The spousal privilege exists as a matter of legislation, but there is a secondary opportunity when it comes to other family members despite the absence of law protecting the relationship. Federal Rule of Evidence 501 allows for the ad hoc creation of privilege based upon “reason and experience.” And the reason and experience reflected in the Fourth Circuit’s Under Seal v. United States (no relation to the singer), by Judge Stephanie Thacker, speaks volumes about the government’s ability to compel a son to testify against his father.
Via the Wall Street Journal Law Blog:
The investigation was launched, according to the opinion, after Maryland sheriff’s deputies responded to a domestic violence 9/11 complaint at the father’s house, where they found drug paraphernalia and a mass of firearms.

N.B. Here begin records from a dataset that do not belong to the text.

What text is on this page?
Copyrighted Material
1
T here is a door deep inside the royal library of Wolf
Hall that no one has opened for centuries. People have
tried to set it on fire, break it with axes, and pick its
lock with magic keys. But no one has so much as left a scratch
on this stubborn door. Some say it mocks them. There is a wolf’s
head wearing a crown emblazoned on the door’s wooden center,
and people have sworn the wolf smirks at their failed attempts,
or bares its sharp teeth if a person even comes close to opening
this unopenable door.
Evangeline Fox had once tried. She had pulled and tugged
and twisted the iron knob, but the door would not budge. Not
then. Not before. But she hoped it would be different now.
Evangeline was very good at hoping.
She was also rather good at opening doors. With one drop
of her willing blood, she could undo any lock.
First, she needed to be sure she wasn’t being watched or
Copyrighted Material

The child, known in the opinion as “Doe Jr.,” lived with his father at the time, and moved to quash the request that he testify against his father. Doe Jr. argued he was protected by a so-called “parent-child privilege.” He argued, according to the opinion:
In a case like this, where the Government seeks to solidify a criminal case against the father by compelling the child’s testimony, the necessary conclusion on the child’s part will be that he, [Doe Jr.], is responsible for his father’s prosecution. The damage to the father-son relationship is, under these circumstances, as certain as it is incalculable.
The district court granted the motion, finding that a privilege did exist.

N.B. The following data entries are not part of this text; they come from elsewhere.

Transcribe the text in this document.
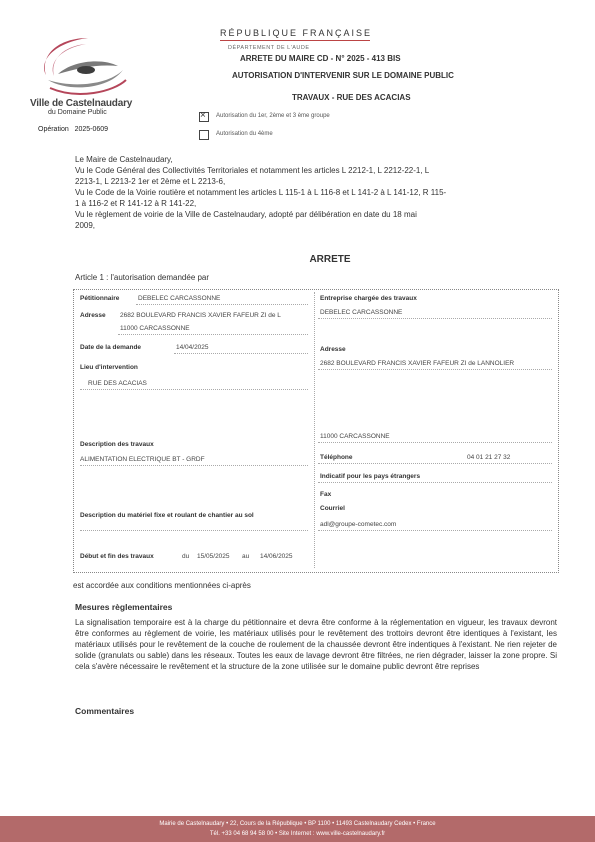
Ville de Castelnaudary
du Domaine Public
Opération 2025-0609
RÉPUBLIQUE FRANÇAISE
DÉPARTEMENT DE L'AUDE
ARRETE DU MAIRE CD - N° 2025 - 413 BIS
AUTORISATION D'INTERVENIR SUR LE DOMAINE PUBLIC
TRAVAUX - RUE DES ACACIAS
×
Autorisation du 1er, 2ème et 3 ème groupe
Autorisation du 4ème
Le Maire de Castelnaudary,
Vu le Code Général des Collectivités Territoriales et notamment les articles L 2212-1, L 2212-22-1, L
2213-1, L 2213-2 1er et 2ème et L 2213-6,
Vu le Code de la Voirie routière et notamment les articles L 115-1 à L 116-8 et L 141-2 à L 141-12, R 115-
1 à 116-2 et R 141-12 à R 141-22,
Vu le règlement de voirie de la Ville de Castelnaudary, adopté par délibération en date du 18 mai
2009,
ARRETE
Article 1 : l'autorisation demandée par
Pétitionnaire	DEBELEC CARCASSONNE
Adresse 2682 BOULEVARD FRANCIS XAVIER FAFEUR ZI de L
11000 CARCASSONNE
Date de la demande	14/04/2025
Lieu d'intervention
RUE DES ACACIAS
Description des travaux
ALIMENTATION ELECTRIQUE BT - GRDF
Description du matériel fixe et roulant de chantier au sol
Début et fin des travaux	du 15/05/2025 au 14/06/2025
Entreprise chargée des travaux
DEBELEC CARCASSONNE
Adresse
2682 BOULEVARD FRANCIS XAVIER FAFEUR ZI de LANNOLIER
11000 CARCASSONNE
Téléphone	04 01 21 27 32
Indicatif pour les pays étrangers
Fax
Courriel
adl@groupe-cometec.com
est accordée aux conditions mentionnées ci-après
Mesures règlementaires
La signalisation temporaire est à la charge du pétitionnaire et devra être conforme à la réglementation en vigueur, les travaux devront être conformes au règlement de voirie, les matériaux utilisés pour le revêtement des trottoirs devront être identiques à l'existant, les matériaux utilisés pour le revêtement de la couche de roulement de la chaussée devront être indentiques à l'existant. Ne rien rejeter de solide (granulats ou sable) dans les réseaux. Toutes les eaux de lavage devront être filtrées, ne rien dégrader, laisser la zone propre. Si cela s'avère nécessaire le revêtement et la structure de la zone utilisée sur le domaine public devront être reprises
Commentaires
Mairie de Castelnaudary • 22, Cours de la République • BP 1100 • 11493 Castelnaudary Cedex • France
Tél. +33 04 68 94 58 00 • Site Internet : www.ville-castelnaudary.fr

Wrong, says the Circuit. After all, the “child” was 19, and testified that his father, who paid “a substantial portion” of his college tuition, wouldn’t cut him off for testifying, so based upon the circuit’s reason and experience, no harm, no foul.
And although Mr. Doe provides Doe Jr.’s room and board, buys his clothing, and “contributes a substantial amount” to his college tuition, Doe Jr. himself acknowledged that Mr. Doe would not “cut [him] off” or “hold it against [him]” if Doe Jr. testified truthfully.
After all, what more is a father than an ATM?
Further, because the Government simply seeks to determine the ownership of the firearms found at the Doe residence, we cannot say with certainty that Doe Jr.’s potential testimony would be of a nature that would damage the father-son relationship, or that creating the privilege will promote the privacy interests a parent-child privilege is meant to protect. Indeed, as the Government explained at the district court hearing, “[T]here is a chance that there were other people in the house besides [Mr. Doe] that might be responsible for the automatic weapons.”
Since no one could possibly know what the son’s (wanna bet they had a good chuckle over the Doe, Jr., name?) testimony would be, how could anyone possibly argue that it would be inculpatory to Doe, Sr.?
After all, his “potential testimony” could be that space aliens came down from the heavens and deposited the weapons there without anyone’s knowledge in the middle of the night. It could happen, right, Judge Thacker? I mean, it’s just “arguable” now, so how could anyone possibly know with absolute certainty of the damage a son will be compelled to cause his father until after he testified. Of course, once it is known, it’s too late, but that’s just another unfortunate bit of family life, right?
Moreover, courts have acknowledged time and again the fundamental principle that the public has the right to ‘every man’s evidence,’ and in this case, there is no good reason to thwart that right. Doe Jr. was the only individual living in the Doe household at the time of the 911 call who was available to testify, save the two minor Doe children. Thus, the ‘sought after testimony is of demonstrated relevancy to the grand jury’s investigation.’
Except, as the district court found, the government’s need for the son’s testimony was merely to “solidify a criminal case,” that final nail in the coffin sort of thing, rather than make or break testimony that would let some heinous guy who possessed 40 weapons (forty! Count ’em!) go free. But icing on the cake doesn’t mean his testimony isn’t of “demonstrated relevancy,” and isn’t that the whole point of a grand jury presentation, because indictments are so very hard to get.
The opinion reflects a fascinating problem with the nature of criminal prosecutions, and the relationship to the evidence needed to indict and convict: The less evidence there is, the more courts bend over to accommodate the government’s need to make their case. The rhetorical game played to pit son against father is easy, particularly when a father loves his son enough to continue to play college ATM despite his son testifying against him under compulsion.
After, what’s the big deal about the relationship of a father and son, when there’s a criminal who must be convicted and the government has no other proof?